Tears well in my eyes, and I blink them away, afraid he’ll somehow sense them or see them in my reflection in the window. I can’t let him know how close I am to cracking, how badly I want to let him in. Telling him the truth about me would mean breaking the cardinal rule of jewel thievery: always maintain the facade. My false identity, my half truths and evasive answers are my only defense, the only way to keep people at arm’s length.
Will’s hand settles on my shoulder, and his thumb strokes a gentle circle against my sweater. He wants me to turn and face him, to look him in the eye and still deny him the details of my life. I know it. Just as surely as I know that if I do face him, I’ll spill everything, right down to the most minute details.

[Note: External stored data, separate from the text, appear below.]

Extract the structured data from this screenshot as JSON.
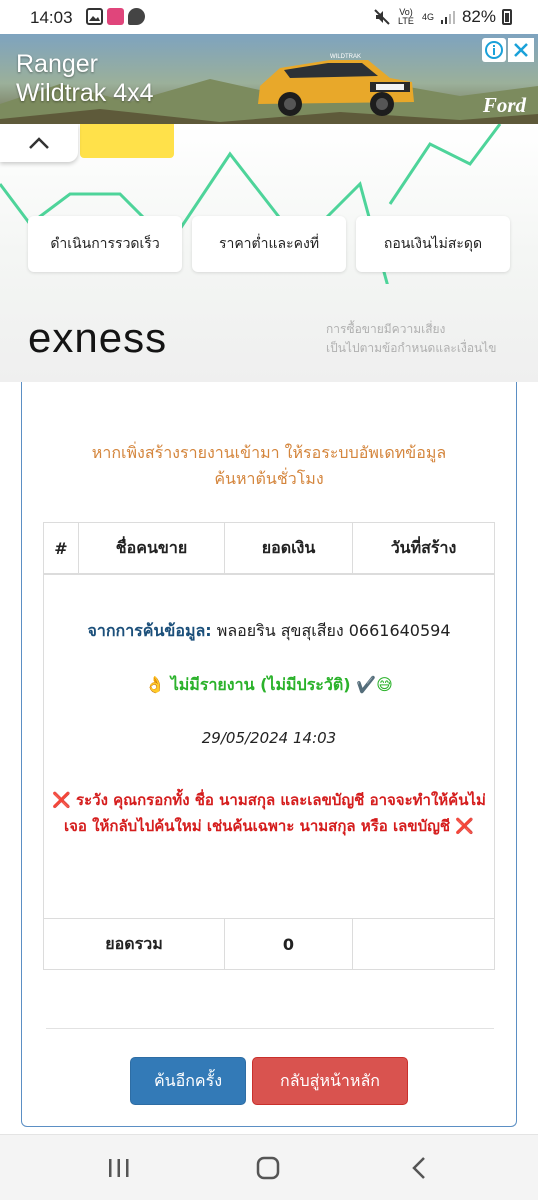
{
  "status_bar": {
    "time": "14:03",
    "volte_label": "Vo) LTE",
    "network_label": "4G",
    "battery_percent": "82%"
  },
  "ad_banner": {
    "title_line1": "Ranger",
    "title_line2": "Wildtrak 4x4",
    "brand": "Ford",
    "plate": "WILDTRAK"
  },
  "exness_ad": {
    "features": [
      "ดำเนินการรวดเร็ว",
      "ราคาต่ำและคงที่",
      "ถอนเงินไม่สะดุด"
    ],
    "logo": "exness",
    "disclaimer_line1": "การซื้อขายมีความเสี่ยง",
    "disclaimer_line2": "เป็นไปตามข้อกำหนดและเงื่อนไข"
  },
  "notice": {
    "line1": "หากเพิ่งสร้างรายงานเข้ามา ให้รอระบบอัพเดทข้อมูล",
    "line2": "ค้นหาต้นชั่วโมง"
  },
  "table": {
    "headers": [
      "#",
      "ชื่อคนขาย",
      "ยอดเงิน",
      "วันที่สร้าง"
    ],
    "search_label": "จากการค้นข้อมูล:",
    "search_value": "พลอยริน สุขสุเสียง 0661640594",
    "result_emoji": "👌",
    "result_text": "ไม่มีรายงาน (ไม่มีประวัติ)",
    "result_suffix": "✔️😅",
    "date": "29/05/2024 14:03",
    "warning_mark": "❌",
    "warning_text": "ระวัง คุณกรอกทั้ง ชื่อ นามสกุล และเลขบัญชี อาจจะทำให้ค้นไม่เจอ ให้กลับไปค้นใหม่ เช่นค้นเฉพาะ นามสกุล หรือ เลขบัญชี",
    "total_label": "ยอดรวม",
    "total_value": "0"
  },
  "buttons": {
    "search_again": "ค้นอีกครั้ง",
    "back_home": "กลับสู่หน้าหลัก"
  },
  "colors": {
    "notice": "#d4853c",
    "search_label": "#1b4f7a",
    "result": "#2bb22b",
    "warning": "#d51d1d",
    "primary_button": "#337ab7",
    "danger_button": "#d9534f",
    "card_border": "#5b8fc4"
  },
  "icons": {
    "status_left": [
      "image-icon",
      "app-icon",
      "chat-icon"
    ],
    "status_right": [
      "mute-icon",
      "signal-icon",
      "battery-icon"
    ],
    "nav": [
      "recent-apps-icon",
      "home-icon",
      "back-icon"
    ]
  }
}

“Mari.” It’s a plea, and he’s not calling me flower. He must really mean it.
I summon every ounce of determination I possess to keep from throwing myself into his waiting arms. “Please, just go.”
“Mari,” he tries again, and I shake my head against his entreaty.
“No, Will. I don’t want this.” My voice cracks on the last word, and I purse my lips together to keep from recanting. I’ve never wanted anything more than I want to be with Will.
Several quiet moments stretch between us, but eventually, he pulls his hand back, and I feel more than I hear him leave the room. A moment later, the front door to my apartment closes with a tight click.
Will is gone.
The emptiness left by his departure is suffocating. My chest tightens, threatening to collapse under the pressure. I fall onto my window seat and curl into a tight ball against the cushions. Tears pool in my eyes and threaten to spill over, but I don’t let them.
I should be able to suck it up, to get over him. After all, I’ve only known Will for a month.
But in that month, he’s insinuated himself into my life and my heart in a way I never imagined possible. I used to think I was so strong, a loner, but I don’t want to be a loner anymore. I want to be with Will. But being with him means telling him my darkest secret, admitting to what I was, what I am.